Overlying regional species patterns, individual field locations frequently yielded only one species. However, field locations in near geographic proximity were often characterized by different pathogen species (Figs. 1 and 2). Fields in Alliston, ON, Aberdeen, ID, Aroostook County, ME, Antigo, WI, and Ithaca, NY all showed this varied species composition, along with many examples of variant PAI genotypes. Since these were the most intensively-sampled areas, a mosaic pattern of species and PAI genotypes may be the rule more than the exception.

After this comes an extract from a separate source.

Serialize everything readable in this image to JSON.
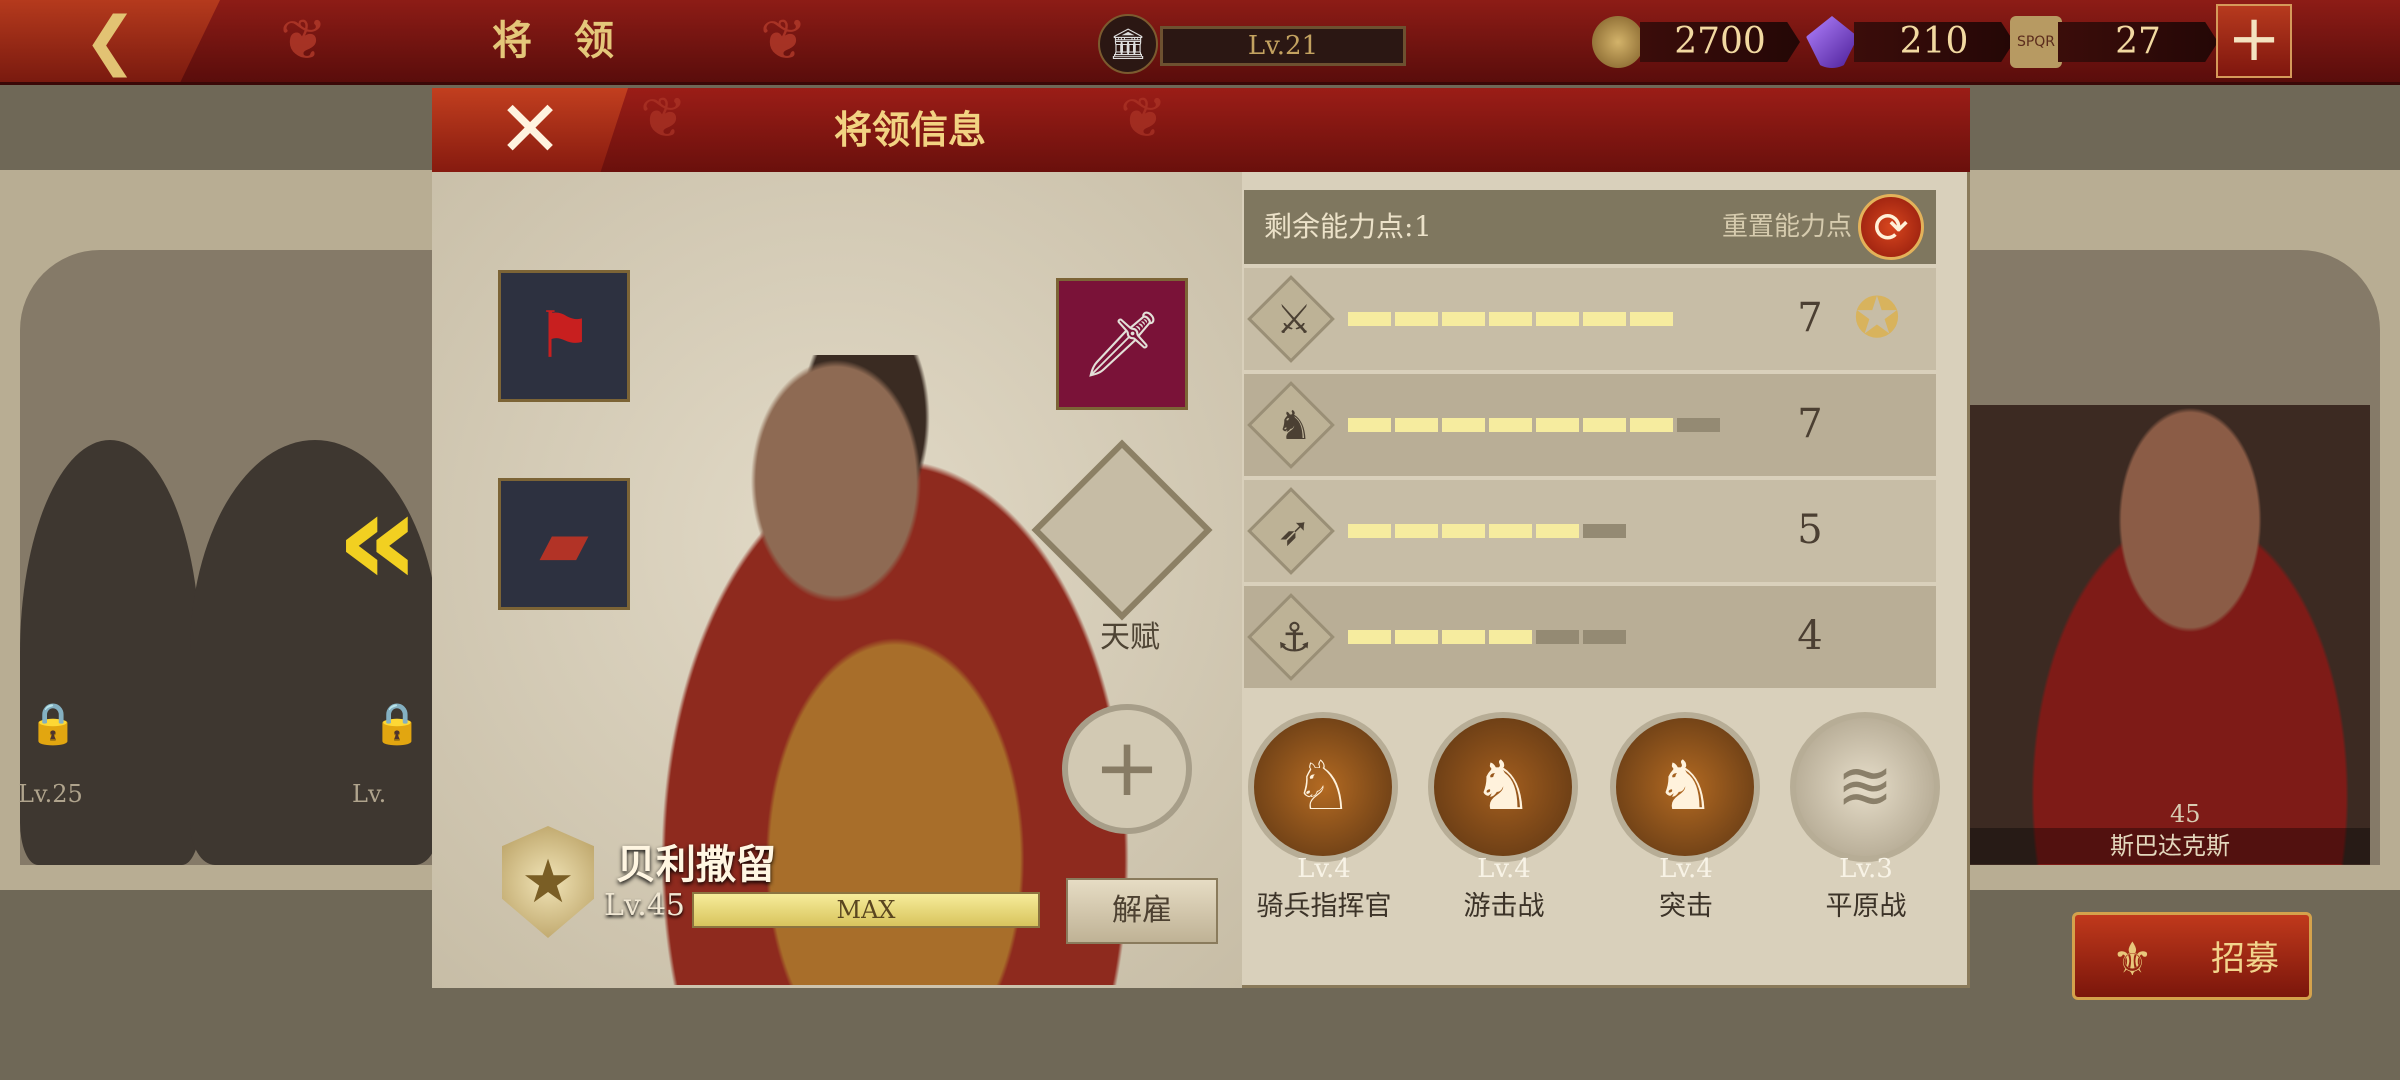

Common scab is a cosmopolitan disease, affecting potatoes wherever they are grown, and Streptomyces species causing the disease have been described from around the world. Bacterial pathogens causing cosmopolitan diseases often have a clonal population structure, as they result from clonal expansion in the host of one or a few closely related pathogenic strains. This is particularly the case for diseases spread by human trade, travel, and commerce, a situation characterizing the potato host of common scab. Some locations with large numbers of studied isolates were very homogeneous in both species and PAI genotype. This was notably the case in Minnesota, and relative homogeneity also characterized locations in Missouri, Oregon and Indiana. However, multiple BOX PCR patterns were observed in isolates of a single species from a single location, and even from a single lesion. Many locations harbored more than one species, and there were isolates from a single lesion belonging to two species. Valkonen’s group in Finland has also reported that more than one species can co-inhabit single CS lesions (Lehtonen et al. 2004). From these observations, we can conclusively say that pathogenic Streptomyces in single fields and even single lesions are not clonal.

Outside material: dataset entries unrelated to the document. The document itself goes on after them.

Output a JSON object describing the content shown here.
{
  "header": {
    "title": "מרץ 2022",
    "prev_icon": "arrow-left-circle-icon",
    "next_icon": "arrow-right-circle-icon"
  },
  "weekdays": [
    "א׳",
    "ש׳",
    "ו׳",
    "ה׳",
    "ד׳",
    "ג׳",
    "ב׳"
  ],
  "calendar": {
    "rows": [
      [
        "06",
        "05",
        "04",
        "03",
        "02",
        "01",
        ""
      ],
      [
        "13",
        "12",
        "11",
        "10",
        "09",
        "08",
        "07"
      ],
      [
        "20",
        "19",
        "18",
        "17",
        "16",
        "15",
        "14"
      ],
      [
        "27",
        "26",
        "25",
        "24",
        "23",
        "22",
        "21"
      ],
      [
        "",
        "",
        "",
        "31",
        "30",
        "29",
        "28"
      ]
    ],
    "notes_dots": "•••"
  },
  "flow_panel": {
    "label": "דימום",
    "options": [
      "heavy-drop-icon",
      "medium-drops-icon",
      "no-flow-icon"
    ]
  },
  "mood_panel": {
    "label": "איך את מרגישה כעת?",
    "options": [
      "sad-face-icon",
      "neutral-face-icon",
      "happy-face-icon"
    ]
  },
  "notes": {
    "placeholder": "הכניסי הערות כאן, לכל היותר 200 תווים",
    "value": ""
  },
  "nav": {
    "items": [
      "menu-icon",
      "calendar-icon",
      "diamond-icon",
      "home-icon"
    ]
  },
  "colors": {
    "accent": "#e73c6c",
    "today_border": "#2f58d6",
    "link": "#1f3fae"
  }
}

Some interesting questions posed by the results are, why is pathogenicity mostly limited to a few closely related species, with infrequent (and possibly transient) appearances of a few other, more distantly related species? Does this have more to do with a mutual preference of these species for potatoes, or potatoes for these species, or is there a reason why the Streptomyces PAI, or parts of it, can only be stably transferred or maintained in certain species? The presence of multiple species, core genome types, and PAI genotypes in the same field and even the same lesion, and the presence of non-pathogenic strains harboring bits of the PAI in CS lesions suggests a dynamic situation of continual loss, gain and exchange of PAI elements among closely-related species. It will be interesting to see if the limited species partnership is driven by the plant host, or is a function of maintenance of the PAI in a limited phylogenetic sector of the species Streptomyces. The answers to these questions about the ecological interaction between potatoes and the pathogen may provide new ideas for controlling CS.

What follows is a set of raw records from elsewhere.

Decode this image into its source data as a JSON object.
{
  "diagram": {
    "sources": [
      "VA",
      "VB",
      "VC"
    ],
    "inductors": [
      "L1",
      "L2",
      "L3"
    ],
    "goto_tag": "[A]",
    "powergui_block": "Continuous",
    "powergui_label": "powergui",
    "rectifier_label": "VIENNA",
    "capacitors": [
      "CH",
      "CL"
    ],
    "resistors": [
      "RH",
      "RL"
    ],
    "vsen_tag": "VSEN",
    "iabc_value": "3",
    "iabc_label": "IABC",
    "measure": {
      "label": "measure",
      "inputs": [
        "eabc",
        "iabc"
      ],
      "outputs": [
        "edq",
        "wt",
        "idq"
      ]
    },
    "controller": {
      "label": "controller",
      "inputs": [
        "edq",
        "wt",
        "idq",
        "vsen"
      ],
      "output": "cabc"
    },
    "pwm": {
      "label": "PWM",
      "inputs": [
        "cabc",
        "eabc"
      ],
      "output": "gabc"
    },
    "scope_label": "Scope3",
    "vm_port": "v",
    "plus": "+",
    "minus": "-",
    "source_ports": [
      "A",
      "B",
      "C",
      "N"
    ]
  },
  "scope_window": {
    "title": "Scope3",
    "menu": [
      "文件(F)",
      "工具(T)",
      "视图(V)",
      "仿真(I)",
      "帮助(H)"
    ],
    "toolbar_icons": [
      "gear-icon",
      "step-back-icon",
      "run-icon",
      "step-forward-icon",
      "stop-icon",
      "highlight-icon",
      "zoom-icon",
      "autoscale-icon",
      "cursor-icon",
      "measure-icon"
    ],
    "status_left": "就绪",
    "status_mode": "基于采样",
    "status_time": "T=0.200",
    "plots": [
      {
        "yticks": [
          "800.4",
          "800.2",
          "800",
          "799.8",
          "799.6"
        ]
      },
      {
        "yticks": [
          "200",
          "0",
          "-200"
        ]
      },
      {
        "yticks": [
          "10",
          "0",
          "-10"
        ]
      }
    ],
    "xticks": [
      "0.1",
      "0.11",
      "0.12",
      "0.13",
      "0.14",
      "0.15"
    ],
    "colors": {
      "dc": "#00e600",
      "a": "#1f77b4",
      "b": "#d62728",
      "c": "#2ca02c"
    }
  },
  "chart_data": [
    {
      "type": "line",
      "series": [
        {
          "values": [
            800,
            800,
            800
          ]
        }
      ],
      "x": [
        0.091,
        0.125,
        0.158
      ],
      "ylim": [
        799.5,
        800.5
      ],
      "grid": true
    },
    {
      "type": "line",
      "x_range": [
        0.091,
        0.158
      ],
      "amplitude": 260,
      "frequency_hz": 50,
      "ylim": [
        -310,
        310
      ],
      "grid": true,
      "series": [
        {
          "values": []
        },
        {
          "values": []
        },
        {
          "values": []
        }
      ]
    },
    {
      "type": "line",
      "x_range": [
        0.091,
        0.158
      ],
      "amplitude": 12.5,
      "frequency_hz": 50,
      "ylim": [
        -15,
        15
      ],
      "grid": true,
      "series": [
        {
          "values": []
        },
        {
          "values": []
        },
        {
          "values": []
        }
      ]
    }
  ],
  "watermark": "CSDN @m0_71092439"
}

In summary, of a total of 1,471 isolates obtained from common scab lesions on potato tubers in North America, 73% (1,074 isolates) were presumed to be pathogenic because they harbored genes for biosynthesis of thaxtomin, the only known pathogenicity determinant in Streptomyces. Virtually all presumably pathogenic isolates could be assigned to species according to features of the 16S rDNA sequence in combination with the ribosomal intergenic spacer sequence. Pathogenic Streptomyces isolates belong to at least six species, all of which have been described as pathogens previously. This is the first report of pathogenic S. turgidiscabies and S. bottropensis in North America. Common scab-causing species are found in a patchy pattern on both local and larger geographic scales. Four closely-related species account for the majority of isolates, and they frequently, but not always, carry one or more genes characteristic of the Streptomyces PAI. Overall, 12 ribotypes, and a total of 28 ribotype-PAI genotype combinations were identified. Less closely related streptomycetes isolated from CS lesions occasionally carry one or more genes characteristic of the Streptomyces PAI. This large research collection is the most extensive survey to date of the distribution of potential CS-causing Streptomyces species, and is a resource for population biology studies on potato-associated streptomycetes, and for tracing the evolutionary history and spread of CS-associated Streptomyces in North America.